For, TBWP is an artefact of Web 1.0 that reveals how much the internet has shaped people’s relationship with fact and fiction.
If it seems today that nothing can be trusted — thanks to the manipulations of AI and other tools of misinformation and disinformation — it is instructive to look back at a horror film from 25 years ago. The Blair Witch Project (TBWP) may not be the first “found footage” film — that honour would go to 1980’s Cannibal Holocaust about a filmmaking crew that goes missing in the Amazon rainforest. But its significance goes beyond its undeniable contributions to the horror genre. For, TBWP is an artefact of Web 1.0 that reveals how much the internet has shaped people’s relationship with fact and fiction.
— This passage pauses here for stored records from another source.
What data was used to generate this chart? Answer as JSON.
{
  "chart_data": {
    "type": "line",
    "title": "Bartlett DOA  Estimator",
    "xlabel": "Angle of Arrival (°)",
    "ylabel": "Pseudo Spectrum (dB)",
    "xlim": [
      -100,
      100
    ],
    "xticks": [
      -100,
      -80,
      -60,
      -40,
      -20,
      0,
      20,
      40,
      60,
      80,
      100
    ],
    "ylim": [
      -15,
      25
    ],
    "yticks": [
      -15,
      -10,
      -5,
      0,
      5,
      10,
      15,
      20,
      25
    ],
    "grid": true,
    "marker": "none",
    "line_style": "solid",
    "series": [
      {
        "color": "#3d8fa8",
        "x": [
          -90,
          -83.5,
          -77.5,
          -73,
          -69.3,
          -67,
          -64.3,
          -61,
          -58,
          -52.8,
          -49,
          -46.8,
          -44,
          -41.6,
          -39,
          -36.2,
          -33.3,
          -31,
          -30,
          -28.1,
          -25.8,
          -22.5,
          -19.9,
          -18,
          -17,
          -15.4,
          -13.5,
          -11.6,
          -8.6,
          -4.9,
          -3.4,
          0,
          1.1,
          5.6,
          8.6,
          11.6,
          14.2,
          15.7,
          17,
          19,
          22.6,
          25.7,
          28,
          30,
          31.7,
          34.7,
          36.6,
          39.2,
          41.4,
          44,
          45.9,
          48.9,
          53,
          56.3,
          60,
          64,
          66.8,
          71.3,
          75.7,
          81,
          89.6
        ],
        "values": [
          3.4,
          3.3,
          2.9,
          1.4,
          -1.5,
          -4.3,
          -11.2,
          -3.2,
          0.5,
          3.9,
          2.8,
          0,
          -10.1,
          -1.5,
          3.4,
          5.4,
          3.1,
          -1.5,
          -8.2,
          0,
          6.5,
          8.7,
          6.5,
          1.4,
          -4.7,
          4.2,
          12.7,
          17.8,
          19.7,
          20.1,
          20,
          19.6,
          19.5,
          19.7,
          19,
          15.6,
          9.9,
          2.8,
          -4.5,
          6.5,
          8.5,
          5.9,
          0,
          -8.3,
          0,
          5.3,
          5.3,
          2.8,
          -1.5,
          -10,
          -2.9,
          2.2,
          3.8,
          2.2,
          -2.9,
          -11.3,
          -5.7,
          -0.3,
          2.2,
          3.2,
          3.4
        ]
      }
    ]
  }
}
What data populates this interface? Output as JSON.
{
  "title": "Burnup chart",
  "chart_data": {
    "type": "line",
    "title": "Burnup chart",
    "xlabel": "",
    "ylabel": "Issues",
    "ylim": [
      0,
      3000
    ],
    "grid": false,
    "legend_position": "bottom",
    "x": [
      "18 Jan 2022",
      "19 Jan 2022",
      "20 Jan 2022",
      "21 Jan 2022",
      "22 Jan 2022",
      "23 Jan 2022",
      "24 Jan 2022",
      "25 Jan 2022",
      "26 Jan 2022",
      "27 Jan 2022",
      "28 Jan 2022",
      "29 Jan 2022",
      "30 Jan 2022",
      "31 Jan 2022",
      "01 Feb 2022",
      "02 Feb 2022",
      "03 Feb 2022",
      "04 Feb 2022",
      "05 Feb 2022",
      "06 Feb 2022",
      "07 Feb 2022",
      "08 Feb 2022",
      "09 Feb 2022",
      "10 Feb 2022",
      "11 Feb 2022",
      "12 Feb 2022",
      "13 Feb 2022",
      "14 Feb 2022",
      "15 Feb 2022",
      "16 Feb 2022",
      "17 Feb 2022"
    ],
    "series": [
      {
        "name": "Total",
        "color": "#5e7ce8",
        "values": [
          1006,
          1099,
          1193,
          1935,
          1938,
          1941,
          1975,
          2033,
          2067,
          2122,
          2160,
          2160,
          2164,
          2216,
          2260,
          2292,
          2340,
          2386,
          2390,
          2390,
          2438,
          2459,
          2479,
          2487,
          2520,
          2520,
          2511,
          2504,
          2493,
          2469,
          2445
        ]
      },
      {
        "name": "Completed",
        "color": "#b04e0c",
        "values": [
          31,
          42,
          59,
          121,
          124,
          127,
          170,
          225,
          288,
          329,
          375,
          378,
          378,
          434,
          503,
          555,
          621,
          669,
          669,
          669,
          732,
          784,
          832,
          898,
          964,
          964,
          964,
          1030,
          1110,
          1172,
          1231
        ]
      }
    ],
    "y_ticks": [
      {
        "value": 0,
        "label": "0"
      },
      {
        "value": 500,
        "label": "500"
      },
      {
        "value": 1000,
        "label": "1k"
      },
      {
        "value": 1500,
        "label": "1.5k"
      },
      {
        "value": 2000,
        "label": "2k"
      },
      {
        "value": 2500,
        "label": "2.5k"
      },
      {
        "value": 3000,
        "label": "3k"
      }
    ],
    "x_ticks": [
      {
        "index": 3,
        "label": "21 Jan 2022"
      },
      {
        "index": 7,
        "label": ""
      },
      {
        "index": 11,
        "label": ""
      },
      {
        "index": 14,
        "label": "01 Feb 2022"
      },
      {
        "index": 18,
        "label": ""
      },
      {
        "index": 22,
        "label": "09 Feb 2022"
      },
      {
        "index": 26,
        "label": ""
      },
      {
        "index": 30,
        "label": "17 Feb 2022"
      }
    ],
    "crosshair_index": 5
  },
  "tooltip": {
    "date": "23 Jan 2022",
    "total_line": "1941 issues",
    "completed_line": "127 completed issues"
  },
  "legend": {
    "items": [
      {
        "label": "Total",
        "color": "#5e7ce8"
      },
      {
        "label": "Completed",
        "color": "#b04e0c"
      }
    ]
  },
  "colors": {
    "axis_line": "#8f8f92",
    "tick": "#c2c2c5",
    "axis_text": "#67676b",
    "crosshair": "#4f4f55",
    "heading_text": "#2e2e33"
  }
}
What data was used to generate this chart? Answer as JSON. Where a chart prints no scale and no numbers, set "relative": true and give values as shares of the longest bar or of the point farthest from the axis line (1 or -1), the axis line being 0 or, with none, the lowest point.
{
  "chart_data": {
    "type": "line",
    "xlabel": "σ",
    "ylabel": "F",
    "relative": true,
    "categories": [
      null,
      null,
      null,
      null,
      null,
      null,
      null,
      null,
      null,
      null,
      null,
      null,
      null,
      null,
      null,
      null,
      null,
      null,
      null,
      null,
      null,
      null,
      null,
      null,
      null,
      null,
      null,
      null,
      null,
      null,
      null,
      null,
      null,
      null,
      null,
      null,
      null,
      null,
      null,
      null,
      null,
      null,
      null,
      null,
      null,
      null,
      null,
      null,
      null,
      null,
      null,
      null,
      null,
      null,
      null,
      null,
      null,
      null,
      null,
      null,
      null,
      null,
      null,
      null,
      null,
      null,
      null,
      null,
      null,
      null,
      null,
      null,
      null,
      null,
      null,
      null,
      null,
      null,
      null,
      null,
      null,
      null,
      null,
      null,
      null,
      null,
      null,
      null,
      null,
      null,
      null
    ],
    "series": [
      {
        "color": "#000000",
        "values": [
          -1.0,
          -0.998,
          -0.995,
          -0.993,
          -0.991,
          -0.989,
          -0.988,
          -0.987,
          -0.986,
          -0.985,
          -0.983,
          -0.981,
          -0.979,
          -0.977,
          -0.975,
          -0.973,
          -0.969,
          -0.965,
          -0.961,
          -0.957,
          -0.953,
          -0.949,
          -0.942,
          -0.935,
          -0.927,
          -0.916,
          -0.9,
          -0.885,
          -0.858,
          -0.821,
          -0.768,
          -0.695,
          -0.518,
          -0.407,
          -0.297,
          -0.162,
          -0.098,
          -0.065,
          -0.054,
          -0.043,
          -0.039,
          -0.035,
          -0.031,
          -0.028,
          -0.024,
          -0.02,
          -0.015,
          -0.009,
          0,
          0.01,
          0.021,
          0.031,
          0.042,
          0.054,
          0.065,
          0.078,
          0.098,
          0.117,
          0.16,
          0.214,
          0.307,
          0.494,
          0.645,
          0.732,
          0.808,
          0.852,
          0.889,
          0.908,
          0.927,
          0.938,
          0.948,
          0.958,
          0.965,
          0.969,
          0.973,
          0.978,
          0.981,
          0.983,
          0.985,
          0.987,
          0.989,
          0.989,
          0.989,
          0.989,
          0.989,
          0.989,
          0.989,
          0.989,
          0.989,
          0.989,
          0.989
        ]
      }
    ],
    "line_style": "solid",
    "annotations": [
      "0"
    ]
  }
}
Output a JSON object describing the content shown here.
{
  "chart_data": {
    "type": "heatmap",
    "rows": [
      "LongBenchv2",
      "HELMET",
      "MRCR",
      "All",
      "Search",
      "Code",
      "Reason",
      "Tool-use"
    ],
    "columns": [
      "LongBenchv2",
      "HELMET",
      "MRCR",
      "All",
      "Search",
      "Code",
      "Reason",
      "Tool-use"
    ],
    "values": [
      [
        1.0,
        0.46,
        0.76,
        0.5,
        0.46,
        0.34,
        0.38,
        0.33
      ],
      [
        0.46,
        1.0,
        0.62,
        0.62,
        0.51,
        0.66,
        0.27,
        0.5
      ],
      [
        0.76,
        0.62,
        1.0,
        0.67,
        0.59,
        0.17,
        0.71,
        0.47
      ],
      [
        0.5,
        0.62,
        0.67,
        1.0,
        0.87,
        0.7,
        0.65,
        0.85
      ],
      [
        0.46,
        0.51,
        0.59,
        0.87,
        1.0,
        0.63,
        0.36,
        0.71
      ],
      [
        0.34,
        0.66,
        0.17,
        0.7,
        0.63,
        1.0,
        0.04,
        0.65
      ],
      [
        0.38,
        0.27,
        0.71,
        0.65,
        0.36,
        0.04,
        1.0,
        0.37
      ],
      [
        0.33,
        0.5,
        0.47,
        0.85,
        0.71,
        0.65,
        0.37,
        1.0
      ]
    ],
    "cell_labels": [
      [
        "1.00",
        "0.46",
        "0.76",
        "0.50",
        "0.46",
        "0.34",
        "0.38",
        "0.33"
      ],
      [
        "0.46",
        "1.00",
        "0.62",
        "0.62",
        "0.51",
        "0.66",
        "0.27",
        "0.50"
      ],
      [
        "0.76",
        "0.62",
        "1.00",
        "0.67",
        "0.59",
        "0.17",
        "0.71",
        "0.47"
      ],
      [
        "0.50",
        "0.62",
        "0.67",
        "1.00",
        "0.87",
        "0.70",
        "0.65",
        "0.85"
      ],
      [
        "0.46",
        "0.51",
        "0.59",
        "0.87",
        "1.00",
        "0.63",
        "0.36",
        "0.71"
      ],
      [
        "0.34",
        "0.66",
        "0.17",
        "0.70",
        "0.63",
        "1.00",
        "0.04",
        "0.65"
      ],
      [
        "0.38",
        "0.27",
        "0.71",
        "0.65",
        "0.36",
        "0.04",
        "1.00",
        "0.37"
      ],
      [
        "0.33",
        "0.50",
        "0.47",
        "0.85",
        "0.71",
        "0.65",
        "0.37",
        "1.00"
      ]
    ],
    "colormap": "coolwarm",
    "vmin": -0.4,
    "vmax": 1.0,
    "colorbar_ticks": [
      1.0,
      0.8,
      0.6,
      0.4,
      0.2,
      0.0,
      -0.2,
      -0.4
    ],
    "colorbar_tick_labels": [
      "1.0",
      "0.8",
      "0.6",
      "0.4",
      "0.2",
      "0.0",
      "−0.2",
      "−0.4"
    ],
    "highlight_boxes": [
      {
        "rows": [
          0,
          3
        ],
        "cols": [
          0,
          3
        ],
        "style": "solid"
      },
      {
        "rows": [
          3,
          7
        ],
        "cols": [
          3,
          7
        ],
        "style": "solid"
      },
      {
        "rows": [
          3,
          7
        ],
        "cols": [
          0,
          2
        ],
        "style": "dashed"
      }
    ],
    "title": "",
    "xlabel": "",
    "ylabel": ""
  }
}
Released on July 30, 1999, the film which tells the “true story” of three filmmaking students who go missing in the woods while on the trail of the legendary Blair Witch, confounded viewers because it expertly leveraged their trust in what they read online. The film’s directors, Daniel Myrick and Eduardo Sanchez, created a publicity campaign featuring “missing” posters, police reports, investigator interviews and other “evidence” from the “case”, all of which could be found on a dedicated website. For viewers, the terror lay in never being a hundred per cent certain that what they were watching on screen was not, in fact, played straight from the camera that had been “recovered” from the woods where the students went missing.
Today, it is unlikely that something like TBWP would fool anyone. One, because the “found footage” trick has become an overused horror trope. Two, because the internet, in its 3.0 user-controlled avatar, has travelled far from those days of innocence. If the words “I read it on the internet” once conveyed a simple faith in information, in the age of deep fakes, they’re an indictment of what is lost and found online.